Benjamin Van Horne has built a handsome, eco-friendly house in Irving Park that he hopes to sell for $699,900. But he’d really rather be building homes about ten miles south of the site, in Woodlawn.

That’s where Van Horne’s firm, Greenline Development, was building during the boom years—and where I first found its work, in 2009. “My company is called Greenline because I wanted to build in neighborhoods that were once redlined,” Van Horne says. “Woodlawn and the South Side in general represent an opportunity to create the best that our urban spaces can be. There’s a chance for true diversity there, not just racial diversity, but economic diversity, diversity of age groups.”

He started out ten years ago with a derelict apartment building at 6647-53 S. Maryland that he acquired by paying the back taxes and then rehabbing it into 24 condominiums that sold for between $115,000 and $149,000. As the bust hit, he found he couldn’t sell his last three units, and converted them to rentals.

The bust hit Woodlawn hard: last April, our charts showed that home values in 2012 were more than 83 percent off from 2006, one of the city’s worst collapses.

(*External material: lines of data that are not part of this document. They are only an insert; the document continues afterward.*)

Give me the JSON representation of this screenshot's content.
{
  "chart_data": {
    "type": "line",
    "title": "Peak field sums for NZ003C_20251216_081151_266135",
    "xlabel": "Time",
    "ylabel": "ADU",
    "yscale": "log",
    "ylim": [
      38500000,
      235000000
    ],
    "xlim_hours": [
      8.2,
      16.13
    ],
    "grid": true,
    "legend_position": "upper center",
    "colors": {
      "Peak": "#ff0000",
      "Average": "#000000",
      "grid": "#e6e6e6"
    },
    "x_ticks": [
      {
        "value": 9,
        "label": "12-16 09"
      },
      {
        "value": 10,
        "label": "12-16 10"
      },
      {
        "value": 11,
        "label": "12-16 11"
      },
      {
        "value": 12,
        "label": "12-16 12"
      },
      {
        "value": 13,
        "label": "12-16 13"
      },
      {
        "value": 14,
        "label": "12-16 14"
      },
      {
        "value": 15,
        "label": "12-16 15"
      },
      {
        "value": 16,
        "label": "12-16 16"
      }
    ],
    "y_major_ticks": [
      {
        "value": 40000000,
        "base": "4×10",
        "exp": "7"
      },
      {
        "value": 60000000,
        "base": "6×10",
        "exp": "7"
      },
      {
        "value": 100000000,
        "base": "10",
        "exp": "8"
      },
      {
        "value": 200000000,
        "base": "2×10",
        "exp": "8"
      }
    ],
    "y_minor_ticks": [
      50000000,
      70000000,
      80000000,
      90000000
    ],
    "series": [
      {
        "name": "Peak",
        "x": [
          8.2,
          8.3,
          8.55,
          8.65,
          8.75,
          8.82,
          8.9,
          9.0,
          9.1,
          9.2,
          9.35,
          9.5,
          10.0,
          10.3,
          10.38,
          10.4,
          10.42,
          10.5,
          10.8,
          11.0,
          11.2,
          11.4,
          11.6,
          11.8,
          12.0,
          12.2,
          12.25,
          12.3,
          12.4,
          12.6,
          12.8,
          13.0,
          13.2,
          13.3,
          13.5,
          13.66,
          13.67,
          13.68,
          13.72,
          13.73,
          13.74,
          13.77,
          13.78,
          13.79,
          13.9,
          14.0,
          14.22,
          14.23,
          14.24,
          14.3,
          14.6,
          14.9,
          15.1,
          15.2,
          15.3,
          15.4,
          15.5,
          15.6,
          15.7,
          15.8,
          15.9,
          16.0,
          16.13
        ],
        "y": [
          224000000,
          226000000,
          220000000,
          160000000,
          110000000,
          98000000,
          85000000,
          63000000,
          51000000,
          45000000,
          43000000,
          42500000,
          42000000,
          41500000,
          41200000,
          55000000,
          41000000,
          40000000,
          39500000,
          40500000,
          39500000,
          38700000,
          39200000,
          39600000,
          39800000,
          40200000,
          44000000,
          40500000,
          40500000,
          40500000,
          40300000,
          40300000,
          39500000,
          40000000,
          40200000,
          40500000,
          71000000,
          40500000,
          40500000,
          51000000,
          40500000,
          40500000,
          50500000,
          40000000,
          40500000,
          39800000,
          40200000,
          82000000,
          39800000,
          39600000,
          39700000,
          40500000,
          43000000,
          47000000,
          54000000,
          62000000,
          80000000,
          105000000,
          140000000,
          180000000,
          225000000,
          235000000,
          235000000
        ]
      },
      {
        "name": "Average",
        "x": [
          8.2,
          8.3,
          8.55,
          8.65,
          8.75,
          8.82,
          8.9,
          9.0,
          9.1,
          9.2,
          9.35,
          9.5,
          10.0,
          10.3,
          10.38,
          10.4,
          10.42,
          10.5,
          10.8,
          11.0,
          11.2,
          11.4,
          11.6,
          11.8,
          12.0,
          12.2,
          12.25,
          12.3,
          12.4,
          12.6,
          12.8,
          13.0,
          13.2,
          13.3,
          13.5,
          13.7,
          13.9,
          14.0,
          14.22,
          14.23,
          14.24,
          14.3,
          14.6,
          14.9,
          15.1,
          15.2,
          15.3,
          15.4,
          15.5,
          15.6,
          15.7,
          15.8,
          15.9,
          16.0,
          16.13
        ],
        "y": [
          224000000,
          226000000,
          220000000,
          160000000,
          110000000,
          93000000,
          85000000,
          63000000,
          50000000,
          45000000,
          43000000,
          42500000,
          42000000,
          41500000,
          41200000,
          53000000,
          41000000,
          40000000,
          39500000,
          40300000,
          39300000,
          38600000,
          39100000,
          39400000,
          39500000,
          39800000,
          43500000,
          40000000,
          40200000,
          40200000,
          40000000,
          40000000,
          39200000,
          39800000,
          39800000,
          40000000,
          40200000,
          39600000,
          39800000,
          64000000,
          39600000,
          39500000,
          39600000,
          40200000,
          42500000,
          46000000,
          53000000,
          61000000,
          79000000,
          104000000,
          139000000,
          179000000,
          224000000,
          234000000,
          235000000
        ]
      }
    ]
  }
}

It soon became impossible to get funding to build in Woodlawn, Van Horne says, and building wouldn’t have made much sense anyway: “Home values were down below replacement value,” he says. “If you could build something, it wouldn’t be worth what it cost you to build.”

Van Horne switched to working on custom homes, rehabs and other projects on the easier-to-fund North Side, and began investigating what would go into a highly sustainable home. Last November, Greenline and partner MK Construction bought a rundown workers cottage in Irving Park. In October, they completed a four-bedroom home with an array of sustainable building techniques, from a layer of foam outside the foundation to insulated, tightly sealed windows and door frames. The wall insulation is made of recycled newspaper, the wood finishes are certified sustainable grown by the Forest Stewardship Council, and the heating and cooling systems were carefully engineered to minimize resource use.

It’s also a nice-looking house, from the big windows on the front through to the stylish kitchen. Van Horne was clearly proud as he showed me around the house last week.

“My heart is in Woodlawn,” he said. He’s been trying for three years to, as developers like to say, “put deals together,” but nothing has gotten completed. A townhouse development in North Kenwood may soon roll forward. Van Horne believes his track record in the pre-bust years shows he can “produce a product that is higher quality and more durable, and better for the neighborhood and its inhabitants,” but “the money to do it isn’t there.”

Others have been trying to help Woodlawn come back, too. Last week, the affordable housing group POAH unveiled the second chunk of its Woodlawn Park, a three-block revitalization of the once-troubled Grove Parc Plaza. The project benefited from $30.5 million in U.S. Department of Housing and Urban Development funds. The University of Chicago has visibly tried to be a better neighbor with Woodlawn, which lies to its south.

And Robust Coffee has become a vital neighborhood center in an area where coffee houses aren’t anywhere as plentiful as they are in affluent North Side neighborhoods.

Van Horne makes it clear he wants to be part of that revival. Standing in the pretty kitchen of the Irving Park house last week, he told me, “I want to get back to work in Woodlawn, for sure.”